As difficult as the fiscal state the New Democrats would be inheriting is, it's not nearly as grim as the one bequeathed to the party in 1991 by the outgoing Social Credit government. Back then, the New Democrats discovered that it had been left with a deficit that was $2-billion greater than what the Socreds had let on – on an overall budget of $16-billion.
This time, the deficit (or the one the NDP believes it will be taking on) as a percentage of the overall budget for the current fiscal year is much less: that is, $1.2-billion on an overall budget of $44-billion. What this means is that an NDP government wouldn't be fiscally crippled for the first few years in the same way Mike Harcourt's government was back in the early 1990s.
That doesn't mean Mr. Dix isn't conjuring the difficult conversations he is going to have to have.
He is regularly visited in his legislative office by groups wanting to make their pitch to the man widely expected to be the province's next premier. And many are the kind of organizations that believe an NDP government will sympathize with their demands more than the centre-right Liberals. So they would be associations looking for a Quebec-style daycare program, for instance, and left-wing public policy outfits that want to see MSP premiums abolished. One group wants him to raise income assistance rates, and another wants him to build 10,000 new social-housing units a year for the next six years.
After one particular week of these types of meetings, Mr. Dix tallied up what it would cost the treasury if he acted on all of the requests. The number was between $6-billion and $7-billion. As I say, he has some difficult conversations ahead of him should his party win the May 14 vote.

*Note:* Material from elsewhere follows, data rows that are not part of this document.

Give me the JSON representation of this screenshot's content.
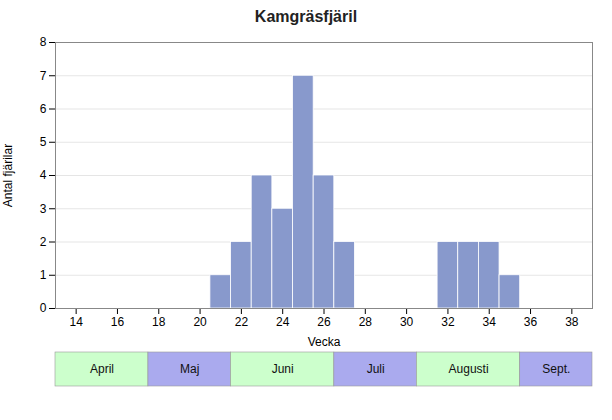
{
  "chart_data": {
    "type": "bar",
    "title": "Kamgräsfjäril",
    "xlabel": "Vecka",
    "ylabel": "Antal fjärilar",
    "x": [
      21,
      22,
      23,
      24,
      25,
      26,
      27,
      32,
      33,
      34,
      35
    ],
    "values": [
      1,
      2,
      4,
      3,
      7,
      4,
      2,
      2,
      2,
      2,
      1
    ],
    "color": "#8899cc",
    "xlim": [
      13,
      39
    ],
    "xticks": [
      14,
      16,
      18,
      20,
      22,
      24,
      26,
      28,
      30,
      32,
      34,
      36,
      38
    ],
    "ylim": [
      0,
      8
    ],
    "yticks": [
      0,
      1,
      2,
      3,
      4,
      5,
      6,
      7,
      8
    ],
    "grid": true,
    "annotations": [
      {
        "text": "April",
        "x_start": 13,
        "x_end": 17.5,
        "color": "#ccffcc"
      },
      {
        "text": "Maj",
        "x_start": 17.5,
        "x_end": 21.5,
        "color": "#aaaaee"
      },
      {
        "text": "Juni",
        "x_start": 21.5,
        "x_end": 26.5,
        "color": "#ccffcc"
      },
      {
        "text": "Juli",
        "x_start": 26.5,
        "x_end": 30.5,
        "color": "#aaaaee"
      },
      {
        "text": "Augusti",
        "x_start": 30.5,
        "x_end": 35.5,
        "color": "#ccffcc"
      },
      {
        "text": "Sept.",
        "x_start": 35.5,
        "x_end": 39,
        "color": "#aaaaee"
      }
    ]
  }
}
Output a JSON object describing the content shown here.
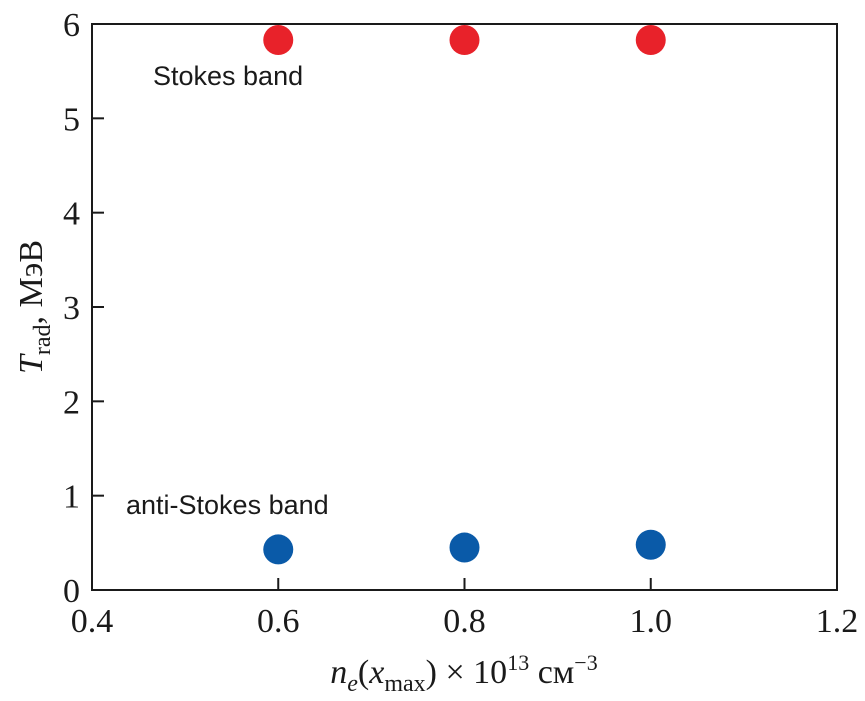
{
  "chart_data": {
    "type": "scatter",
    "xlim": [
      0.4,
      1.2
    ],
    "ylim": [
      0,
      6
    ],
    "x_ticks": [
      0.4,
      0.6,
      0.8,
      1.0,
      1.2
    ],
    "x_tick_labels": [
      "0.4",
      "0.6",
      "0.8",
      "1.0",
      "1.2"
    ],
    "y_ticks": [
      0,
      1,
      2,
      3,
      4,
      5,
      6
    ],
    "y_tick_labels": [
      "0",
      "1",
      "2",
      "3",
      "4",
      "5",
      "6"
    ],
    "xlabel": {
      "n": "n",
      "e": "e",
      "open": "(",
      "x": "x",
      "max": "max",
      "close": ")",
      "times": " × 10",
      "exp13": "13",
      "unit": " см",
      "exp": "−3"
    },
    "ylabel": {
      "T": "T",
      "rad": "rad",
      "unit": ", МэВ"
    },
    "grid": false,
    "series": [
      {
        "label": "Stokes band",
        "color": "#e8222a",
        "points": [
          {
            "x": 0.6,
            "y": 5.83
          },
          {
            "x": 0.8,
            "y": 5.83
          },
          {
            "x": 1.0,
            "y": 5.83
          }
        ]
      },
      {
        "label": "anti-Stokes band",
        "color": "#0a5aa8",
        "points": [
          {
            "x": 0.6,
            "y": 0.43
          },
          {
            "x": 0.8,
            "y": 0.45
          },
          {
            "x": 1.0,
            "y": 0.48
          }
        ]
      }
    ]
  }
}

But there are some pledges Mr. Dix has made that he can't get out of, such as one around child poverty. The New Democrats have feasted on this issue for years. It would be unconscionable for them not to act on it in some meaningful way if they gain power, most likely by raising income assistance rates. Attacking poverty is not cheap. The NDP also estimates there are five times as many 19-year-olds entering the Community Living B.C. system as there are leaving it. The costs associated with that demographic statistic are also significant, but the NDP is committed to properly funding the program.
It goes on.
Mr. Dix seems well aware, however, that if the NDP is going to design budgets for the next two years with what is deemed to be reasonable deficits, he is going to have to say no a lot. And to traditional allies that will be looking for a bone or two after years of getting nothing from the Liberals.
Expect to see an NDP platform in early April. It will reveal just how well Mr. Dix has done with some of those miserable choices.